Joint Pedestrian and Vehicle Traffic Optimization in Urban Environments using Reinforcement Learning
This addresses the need for more inclusive traffic management that considers pedestrian safety and efficiency, representing an incremental improvement over vehicle-centric methods.
The paper tackled the problem of optimizing traffic signals for both pedestrians and vehicles in urban environments using reinforcement learning, achieving reductions in average wait times of up to 67% for pedestrians and 52% for vehicles compared to traditional fixed-time signals.

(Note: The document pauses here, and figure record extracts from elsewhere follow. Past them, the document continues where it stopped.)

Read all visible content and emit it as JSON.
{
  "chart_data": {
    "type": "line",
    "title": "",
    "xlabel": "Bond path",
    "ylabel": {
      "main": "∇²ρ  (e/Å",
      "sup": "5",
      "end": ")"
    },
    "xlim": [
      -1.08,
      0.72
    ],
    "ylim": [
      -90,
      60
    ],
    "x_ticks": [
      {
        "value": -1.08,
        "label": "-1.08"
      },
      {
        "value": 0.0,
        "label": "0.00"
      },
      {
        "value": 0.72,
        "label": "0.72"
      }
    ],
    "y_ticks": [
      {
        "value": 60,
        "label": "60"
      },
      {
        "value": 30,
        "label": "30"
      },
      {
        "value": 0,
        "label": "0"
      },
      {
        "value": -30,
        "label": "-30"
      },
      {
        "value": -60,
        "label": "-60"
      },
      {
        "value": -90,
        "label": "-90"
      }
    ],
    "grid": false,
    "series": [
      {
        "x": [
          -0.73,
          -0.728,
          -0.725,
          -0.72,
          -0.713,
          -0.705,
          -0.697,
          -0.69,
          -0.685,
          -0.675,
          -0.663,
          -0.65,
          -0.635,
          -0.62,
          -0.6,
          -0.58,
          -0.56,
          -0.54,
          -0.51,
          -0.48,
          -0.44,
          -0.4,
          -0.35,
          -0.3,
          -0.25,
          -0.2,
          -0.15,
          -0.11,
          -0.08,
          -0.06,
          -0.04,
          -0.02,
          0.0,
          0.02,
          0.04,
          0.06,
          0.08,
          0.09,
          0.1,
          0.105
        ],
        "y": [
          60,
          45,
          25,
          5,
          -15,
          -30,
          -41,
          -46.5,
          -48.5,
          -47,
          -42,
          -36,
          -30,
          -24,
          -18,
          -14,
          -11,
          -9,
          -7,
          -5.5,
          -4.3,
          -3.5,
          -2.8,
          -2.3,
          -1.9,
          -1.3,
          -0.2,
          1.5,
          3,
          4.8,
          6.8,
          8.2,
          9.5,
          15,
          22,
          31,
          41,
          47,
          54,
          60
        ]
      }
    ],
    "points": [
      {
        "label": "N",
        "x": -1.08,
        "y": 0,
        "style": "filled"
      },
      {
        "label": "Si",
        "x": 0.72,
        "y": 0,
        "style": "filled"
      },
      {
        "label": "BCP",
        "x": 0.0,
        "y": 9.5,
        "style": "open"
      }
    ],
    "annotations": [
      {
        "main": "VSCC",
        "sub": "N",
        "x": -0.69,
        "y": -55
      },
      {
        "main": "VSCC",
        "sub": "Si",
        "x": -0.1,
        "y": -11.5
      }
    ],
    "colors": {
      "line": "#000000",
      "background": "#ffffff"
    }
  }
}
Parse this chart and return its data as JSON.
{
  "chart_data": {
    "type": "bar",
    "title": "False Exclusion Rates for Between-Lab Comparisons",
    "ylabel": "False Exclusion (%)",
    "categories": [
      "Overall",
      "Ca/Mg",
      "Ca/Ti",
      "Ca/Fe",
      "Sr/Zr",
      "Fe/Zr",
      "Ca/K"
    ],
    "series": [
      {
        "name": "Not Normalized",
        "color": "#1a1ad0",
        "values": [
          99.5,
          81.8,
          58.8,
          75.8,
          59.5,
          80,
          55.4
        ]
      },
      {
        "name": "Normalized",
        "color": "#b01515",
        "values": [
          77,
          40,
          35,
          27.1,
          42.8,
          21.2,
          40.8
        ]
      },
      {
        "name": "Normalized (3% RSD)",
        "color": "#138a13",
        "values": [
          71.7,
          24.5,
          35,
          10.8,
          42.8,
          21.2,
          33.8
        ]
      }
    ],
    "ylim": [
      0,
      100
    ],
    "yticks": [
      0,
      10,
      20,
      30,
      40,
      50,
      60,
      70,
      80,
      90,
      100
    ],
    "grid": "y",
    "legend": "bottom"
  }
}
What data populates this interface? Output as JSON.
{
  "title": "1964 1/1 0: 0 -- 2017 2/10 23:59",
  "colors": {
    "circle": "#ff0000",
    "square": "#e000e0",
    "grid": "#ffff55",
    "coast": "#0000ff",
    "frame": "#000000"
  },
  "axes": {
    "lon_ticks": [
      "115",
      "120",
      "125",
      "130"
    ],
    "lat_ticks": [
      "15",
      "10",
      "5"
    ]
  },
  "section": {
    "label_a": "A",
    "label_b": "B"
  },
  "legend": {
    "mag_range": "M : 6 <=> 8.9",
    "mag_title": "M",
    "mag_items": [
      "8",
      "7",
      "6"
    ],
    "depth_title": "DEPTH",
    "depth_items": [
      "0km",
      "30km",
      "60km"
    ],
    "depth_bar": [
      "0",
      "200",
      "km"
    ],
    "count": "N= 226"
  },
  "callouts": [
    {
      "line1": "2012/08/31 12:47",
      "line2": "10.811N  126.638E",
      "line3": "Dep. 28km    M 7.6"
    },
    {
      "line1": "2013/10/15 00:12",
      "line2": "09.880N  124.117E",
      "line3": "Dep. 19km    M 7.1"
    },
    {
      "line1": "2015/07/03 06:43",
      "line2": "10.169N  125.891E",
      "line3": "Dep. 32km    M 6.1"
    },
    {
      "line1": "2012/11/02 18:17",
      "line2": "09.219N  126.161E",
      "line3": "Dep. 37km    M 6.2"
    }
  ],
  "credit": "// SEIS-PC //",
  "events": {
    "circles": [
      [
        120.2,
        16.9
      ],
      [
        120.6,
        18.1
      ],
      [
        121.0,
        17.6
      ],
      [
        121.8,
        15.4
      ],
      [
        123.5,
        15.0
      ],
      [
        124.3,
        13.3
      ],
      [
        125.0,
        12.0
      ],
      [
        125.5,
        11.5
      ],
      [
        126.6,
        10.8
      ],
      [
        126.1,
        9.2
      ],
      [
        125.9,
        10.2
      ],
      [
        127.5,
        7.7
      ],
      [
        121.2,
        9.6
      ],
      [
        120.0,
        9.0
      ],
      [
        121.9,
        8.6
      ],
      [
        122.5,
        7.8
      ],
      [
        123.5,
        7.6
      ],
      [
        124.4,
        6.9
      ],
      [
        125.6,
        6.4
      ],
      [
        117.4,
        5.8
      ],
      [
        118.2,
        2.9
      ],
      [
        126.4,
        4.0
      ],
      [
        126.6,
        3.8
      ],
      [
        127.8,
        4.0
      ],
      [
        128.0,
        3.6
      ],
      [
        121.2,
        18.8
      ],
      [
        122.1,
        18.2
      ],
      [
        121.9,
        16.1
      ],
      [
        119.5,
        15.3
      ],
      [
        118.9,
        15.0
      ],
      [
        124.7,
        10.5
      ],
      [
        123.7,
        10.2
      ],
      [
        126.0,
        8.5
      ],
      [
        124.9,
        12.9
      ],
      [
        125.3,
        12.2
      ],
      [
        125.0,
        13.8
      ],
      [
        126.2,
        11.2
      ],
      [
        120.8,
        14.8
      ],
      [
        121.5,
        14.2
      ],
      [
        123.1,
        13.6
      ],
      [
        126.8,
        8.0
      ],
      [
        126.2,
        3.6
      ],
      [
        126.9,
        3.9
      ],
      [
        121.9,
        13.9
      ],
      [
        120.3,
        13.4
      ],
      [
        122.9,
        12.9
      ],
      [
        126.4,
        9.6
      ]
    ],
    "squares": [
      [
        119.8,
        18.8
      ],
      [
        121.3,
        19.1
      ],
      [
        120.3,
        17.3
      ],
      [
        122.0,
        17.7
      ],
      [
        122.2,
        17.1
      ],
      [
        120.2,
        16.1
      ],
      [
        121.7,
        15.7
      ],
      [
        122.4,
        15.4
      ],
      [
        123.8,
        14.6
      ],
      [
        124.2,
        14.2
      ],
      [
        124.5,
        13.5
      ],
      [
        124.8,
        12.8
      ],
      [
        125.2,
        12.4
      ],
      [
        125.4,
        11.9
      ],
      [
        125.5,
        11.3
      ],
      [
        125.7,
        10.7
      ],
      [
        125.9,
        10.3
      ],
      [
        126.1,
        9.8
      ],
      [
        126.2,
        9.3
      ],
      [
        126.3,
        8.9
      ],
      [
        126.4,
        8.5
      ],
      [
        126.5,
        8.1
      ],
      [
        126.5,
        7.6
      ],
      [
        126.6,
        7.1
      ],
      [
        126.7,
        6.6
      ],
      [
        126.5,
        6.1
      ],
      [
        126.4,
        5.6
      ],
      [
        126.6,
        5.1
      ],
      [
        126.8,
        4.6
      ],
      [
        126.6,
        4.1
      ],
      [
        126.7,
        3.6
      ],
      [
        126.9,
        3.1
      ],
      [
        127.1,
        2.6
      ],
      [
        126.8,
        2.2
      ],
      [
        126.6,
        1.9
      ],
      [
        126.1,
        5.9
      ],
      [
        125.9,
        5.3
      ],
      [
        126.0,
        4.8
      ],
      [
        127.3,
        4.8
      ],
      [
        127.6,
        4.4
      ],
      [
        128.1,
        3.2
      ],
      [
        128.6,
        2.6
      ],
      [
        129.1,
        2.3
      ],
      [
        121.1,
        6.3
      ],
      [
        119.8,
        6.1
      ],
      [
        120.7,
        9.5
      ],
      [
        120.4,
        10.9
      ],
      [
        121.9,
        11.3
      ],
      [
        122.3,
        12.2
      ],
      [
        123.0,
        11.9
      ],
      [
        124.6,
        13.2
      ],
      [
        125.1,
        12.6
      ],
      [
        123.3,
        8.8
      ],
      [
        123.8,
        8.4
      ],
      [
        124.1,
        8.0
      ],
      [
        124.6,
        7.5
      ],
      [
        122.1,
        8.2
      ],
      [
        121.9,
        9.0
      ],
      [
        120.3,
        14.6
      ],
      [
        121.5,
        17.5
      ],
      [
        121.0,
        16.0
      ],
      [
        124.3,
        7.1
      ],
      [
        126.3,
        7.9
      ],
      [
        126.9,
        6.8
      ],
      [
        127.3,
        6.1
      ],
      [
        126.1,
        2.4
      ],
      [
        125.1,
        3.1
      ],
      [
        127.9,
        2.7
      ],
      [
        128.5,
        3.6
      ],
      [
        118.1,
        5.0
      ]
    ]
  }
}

Reinforcement learning (RL) holds significant promise for adaptive traffic signal control. While existing RL-based methods demonstrate effectiveness in reducing vehicular congestion, their predominant focus on vehicle-centric optimization leaves pedestrian mobility needs and safety challenges unaddressed. In this paper, we present a deep RL framework for adaptive control of eight traffic signals along a real-world urban corridor, jointly optimizing both pedestrian and vehicular efficiency. Our single-agent policy is trained using real-world pedestrian and vehicle demand data derived from Wi-Fi logs and video analysis. The results demonstrate significant performance improvements over traditional fixed-time signals, reducing average wait times per pedestrian and per vehicle by up to 67% and 52% respectively, while simultaneously decreasing total wait times for both groups by up to 67% and 53%. Additionally, our results demonstrate generalization capabilities across varying traffic demands, including conditions entirely unseen during training, validating RL's potential for developing transportation systems that serve all road users.